People use a ready-made nut milk because they do not know how to make one at home. This can change overnight! All one needs to make a basic nut milk is raw, preferably organic, nuts, purified water, blender or a food processor, and a nut milk bag or a cheesecloth.
~ Basic Almond Milk Recipe ~
Ingredients:
- 1 cup organic, raw almonds soaked overnight in purified or spring water
- 4 cups purified or spring water
- 1 tsp sunflower lecithin powder
- tiny pinch Celtic salt (optional)
Method:
- Drain and rinse the almonds. Remove any impurities you may find.
- Put almonds into a food processor or a blender, add water and process.

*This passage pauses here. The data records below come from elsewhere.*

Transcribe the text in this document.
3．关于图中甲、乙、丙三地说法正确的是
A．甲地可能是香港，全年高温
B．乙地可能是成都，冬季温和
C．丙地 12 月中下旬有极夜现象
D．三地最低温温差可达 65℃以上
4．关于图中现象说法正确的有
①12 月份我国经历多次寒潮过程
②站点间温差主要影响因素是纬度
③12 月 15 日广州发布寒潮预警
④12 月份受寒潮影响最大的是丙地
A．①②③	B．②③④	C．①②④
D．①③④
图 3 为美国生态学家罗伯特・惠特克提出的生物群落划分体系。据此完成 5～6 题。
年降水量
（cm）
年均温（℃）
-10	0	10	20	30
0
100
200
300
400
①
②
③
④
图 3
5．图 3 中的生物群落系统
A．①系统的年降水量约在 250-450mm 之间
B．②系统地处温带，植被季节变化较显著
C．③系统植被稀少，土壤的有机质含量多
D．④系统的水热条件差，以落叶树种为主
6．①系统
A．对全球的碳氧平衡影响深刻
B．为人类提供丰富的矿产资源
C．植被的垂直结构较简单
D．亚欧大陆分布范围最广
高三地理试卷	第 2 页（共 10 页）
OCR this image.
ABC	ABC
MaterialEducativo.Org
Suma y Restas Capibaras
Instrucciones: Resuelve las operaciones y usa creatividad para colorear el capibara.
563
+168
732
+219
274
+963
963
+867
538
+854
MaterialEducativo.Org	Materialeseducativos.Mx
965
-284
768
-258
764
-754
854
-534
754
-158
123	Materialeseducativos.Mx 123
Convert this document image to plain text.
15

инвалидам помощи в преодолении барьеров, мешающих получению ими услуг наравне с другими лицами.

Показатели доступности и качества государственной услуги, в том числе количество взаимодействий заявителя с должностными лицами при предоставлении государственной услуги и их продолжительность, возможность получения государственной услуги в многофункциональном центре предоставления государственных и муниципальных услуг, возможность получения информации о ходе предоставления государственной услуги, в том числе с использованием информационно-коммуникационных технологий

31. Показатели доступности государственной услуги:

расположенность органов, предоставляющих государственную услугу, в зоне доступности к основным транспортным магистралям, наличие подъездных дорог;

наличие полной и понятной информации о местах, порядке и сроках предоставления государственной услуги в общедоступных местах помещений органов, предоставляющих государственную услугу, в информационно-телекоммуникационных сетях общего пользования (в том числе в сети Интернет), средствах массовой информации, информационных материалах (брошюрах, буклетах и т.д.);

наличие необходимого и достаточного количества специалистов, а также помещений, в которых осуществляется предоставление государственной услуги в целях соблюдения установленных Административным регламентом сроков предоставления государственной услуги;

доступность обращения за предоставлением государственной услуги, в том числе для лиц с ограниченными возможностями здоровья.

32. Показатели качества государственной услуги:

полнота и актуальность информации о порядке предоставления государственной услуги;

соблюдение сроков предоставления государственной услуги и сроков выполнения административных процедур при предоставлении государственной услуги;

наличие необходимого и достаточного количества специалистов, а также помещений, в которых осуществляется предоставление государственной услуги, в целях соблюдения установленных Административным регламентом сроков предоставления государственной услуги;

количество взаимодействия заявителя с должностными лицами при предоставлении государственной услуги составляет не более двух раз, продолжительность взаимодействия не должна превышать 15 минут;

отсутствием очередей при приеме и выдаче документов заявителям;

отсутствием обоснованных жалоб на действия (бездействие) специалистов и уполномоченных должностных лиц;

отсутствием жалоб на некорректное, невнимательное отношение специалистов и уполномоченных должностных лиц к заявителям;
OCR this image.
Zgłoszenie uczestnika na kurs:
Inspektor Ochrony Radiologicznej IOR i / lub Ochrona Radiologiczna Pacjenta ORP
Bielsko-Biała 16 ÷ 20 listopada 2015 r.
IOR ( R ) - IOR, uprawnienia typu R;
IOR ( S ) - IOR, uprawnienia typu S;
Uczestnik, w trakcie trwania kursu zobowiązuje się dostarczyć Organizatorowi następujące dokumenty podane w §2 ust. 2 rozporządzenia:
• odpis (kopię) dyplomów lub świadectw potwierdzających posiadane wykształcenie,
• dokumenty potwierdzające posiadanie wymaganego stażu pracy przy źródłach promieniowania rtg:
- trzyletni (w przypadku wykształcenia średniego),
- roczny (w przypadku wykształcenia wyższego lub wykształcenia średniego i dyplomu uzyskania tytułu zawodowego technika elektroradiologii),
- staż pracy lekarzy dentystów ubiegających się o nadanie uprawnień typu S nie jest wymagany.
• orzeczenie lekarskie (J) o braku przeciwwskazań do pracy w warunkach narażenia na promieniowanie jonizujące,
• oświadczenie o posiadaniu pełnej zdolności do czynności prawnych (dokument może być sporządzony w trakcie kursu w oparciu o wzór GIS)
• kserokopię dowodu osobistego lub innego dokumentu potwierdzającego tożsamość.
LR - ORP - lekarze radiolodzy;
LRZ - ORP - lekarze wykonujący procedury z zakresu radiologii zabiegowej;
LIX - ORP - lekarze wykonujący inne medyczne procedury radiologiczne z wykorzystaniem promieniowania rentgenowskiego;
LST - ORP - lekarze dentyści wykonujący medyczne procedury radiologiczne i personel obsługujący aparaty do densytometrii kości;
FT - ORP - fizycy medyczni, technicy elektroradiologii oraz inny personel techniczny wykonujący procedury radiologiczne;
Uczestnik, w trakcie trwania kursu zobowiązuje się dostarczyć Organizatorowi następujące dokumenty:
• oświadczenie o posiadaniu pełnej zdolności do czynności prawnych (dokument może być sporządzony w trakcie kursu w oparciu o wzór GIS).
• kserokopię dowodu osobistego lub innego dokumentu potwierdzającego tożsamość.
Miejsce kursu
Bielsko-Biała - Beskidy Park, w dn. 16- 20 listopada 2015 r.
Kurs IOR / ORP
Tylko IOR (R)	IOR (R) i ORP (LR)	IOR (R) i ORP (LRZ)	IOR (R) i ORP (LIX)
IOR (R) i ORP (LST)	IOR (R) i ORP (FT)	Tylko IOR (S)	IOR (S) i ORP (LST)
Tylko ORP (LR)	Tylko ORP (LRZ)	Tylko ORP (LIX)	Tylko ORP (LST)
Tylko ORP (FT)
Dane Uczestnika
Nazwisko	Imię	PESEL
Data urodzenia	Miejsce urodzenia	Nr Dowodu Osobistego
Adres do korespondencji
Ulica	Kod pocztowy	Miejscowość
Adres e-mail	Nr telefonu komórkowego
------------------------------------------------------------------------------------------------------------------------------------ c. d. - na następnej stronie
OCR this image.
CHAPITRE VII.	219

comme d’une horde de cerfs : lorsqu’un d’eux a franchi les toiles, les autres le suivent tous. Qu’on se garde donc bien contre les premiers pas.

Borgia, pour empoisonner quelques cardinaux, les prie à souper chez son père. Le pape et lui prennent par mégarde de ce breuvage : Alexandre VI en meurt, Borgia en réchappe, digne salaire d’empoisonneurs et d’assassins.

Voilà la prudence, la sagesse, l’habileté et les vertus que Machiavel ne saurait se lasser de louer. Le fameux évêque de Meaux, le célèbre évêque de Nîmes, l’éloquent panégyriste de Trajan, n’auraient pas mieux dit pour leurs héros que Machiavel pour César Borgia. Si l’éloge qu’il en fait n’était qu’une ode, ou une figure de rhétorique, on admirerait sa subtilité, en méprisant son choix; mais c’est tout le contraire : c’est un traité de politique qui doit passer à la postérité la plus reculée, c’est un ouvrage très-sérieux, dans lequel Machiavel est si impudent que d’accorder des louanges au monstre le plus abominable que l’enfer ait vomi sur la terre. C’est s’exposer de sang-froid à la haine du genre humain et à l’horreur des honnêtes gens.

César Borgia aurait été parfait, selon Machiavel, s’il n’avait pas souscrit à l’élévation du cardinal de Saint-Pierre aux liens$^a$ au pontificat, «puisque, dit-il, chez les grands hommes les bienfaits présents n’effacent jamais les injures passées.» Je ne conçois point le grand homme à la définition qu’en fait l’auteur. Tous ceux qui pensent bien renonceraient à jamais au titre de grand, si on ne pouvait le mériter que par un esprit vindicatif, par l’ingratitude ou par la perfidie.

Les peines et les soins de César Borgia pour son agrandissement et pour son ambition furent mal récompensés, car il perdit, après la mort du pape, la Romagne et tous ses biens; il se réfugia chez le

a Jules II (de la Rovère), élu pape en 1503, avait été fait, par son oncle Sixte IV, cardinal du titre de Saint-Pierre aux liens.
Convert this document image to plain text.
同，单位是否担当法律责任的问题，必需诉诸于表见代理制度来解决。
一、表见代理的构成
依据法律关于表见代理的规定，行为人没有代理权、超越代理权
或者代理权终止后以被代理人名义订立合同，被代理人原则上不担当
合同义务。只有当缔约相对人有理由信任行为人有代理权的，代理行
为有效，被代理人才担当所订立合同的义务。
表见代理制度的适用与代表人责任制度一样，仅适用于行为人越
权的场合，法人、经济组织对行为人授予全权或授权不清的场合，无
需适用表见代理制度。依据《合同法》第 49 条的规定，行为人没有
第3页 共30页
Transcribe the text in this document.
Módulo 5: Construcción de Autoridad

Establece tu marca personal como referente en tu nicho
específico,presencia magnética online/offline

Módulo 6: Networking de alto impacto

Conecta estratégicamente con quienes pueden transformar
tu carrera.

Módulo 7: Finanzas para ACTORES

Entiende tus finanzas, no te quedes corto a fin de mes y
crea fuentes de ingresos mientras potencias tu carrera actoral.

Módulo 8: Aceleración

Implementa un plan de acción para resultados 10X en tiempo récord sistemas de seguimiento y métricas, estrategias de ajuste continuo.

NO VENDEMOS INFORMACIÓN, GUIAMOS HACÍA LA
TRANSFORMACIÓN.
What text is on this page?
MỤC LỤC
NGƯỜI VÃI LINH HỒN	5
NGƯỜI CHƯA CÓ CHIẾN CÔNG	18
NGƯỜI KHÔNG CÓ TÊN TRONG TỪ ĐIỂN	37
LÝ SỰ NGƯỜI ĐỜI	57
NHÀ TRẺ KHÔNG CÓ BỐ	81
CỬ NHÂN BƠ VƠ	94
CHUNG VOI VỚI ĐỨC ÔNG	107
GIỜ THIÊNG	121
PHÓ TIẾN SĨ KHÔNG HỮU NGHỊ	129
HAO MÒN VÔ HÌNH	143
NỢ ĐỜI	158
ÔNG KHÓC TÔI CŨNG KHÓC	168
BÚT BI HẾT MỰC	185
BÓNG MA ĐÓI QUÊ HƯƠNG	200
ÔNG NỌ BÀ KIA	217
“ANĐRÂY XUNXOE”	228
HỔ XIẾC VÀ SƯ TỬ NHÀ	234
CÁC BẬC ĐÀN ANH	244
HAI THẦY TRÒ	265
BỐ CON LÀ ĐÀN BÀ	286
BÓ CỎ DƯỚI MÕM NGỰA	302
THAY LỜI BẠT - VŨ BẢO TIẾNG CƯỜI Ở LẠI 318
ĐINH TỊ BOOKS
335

Add salt if you want to and process on a high speed until almonds are fully crushed.
- Strain the almond mass through a nut milk bag allowing the clear milk to collect in a clean bowl or a jar. Squeeze the bag. Add the sunflower lecithin powder and mix well. Ready!
Raw Almond Milk
If you do not have a nut milk bag, you can use a cheesecloth and a strainer. Place a strainer or a colander over a bowl or a wide-mouth jar, line it out with a clean cheesecloth and pour the blended almond nut mass into it. Give it a squeeze.
Because almond milk is pleasantly sweet on its own, I do not add any sweetener. Depending on what I want to use it for, I place a whole vanilla bean in a nut milk jar and let is sit there for two or three days until it is pleasantly flavored.
Raw almond milk stays fresh for up to five days when you store it in refrigerator. Your almond milk will separate a bit if you do not add any lecithin powder. To "restore" it, simply shake the jar. But consider adding sunflower lecithin powder. Just 1 tea spoon of it will prevent any separation and would make the milk slightly creamier.
Following the same steps you can make cashew, walnut, hazelnut, or Brazil nut milk. Remember to buy raw, preferably organic, nuts, and to soak them in clean water overnight.
I sincerely believe that once you've made and tasted your first genuinely raw nut milk, you will never want to buy another commercially produced one. Moreover, the leftover nut pulp can be used to make delicious raw desserts, crackers, cookies and more. You can also dehydrate it to make almond flour.
Tip: Use half the amount of water to make delicious almond cream.The cream can be used to make creamy rich desserts, or as a base for creamy raw soups and dips. Experiment. It's such a fun!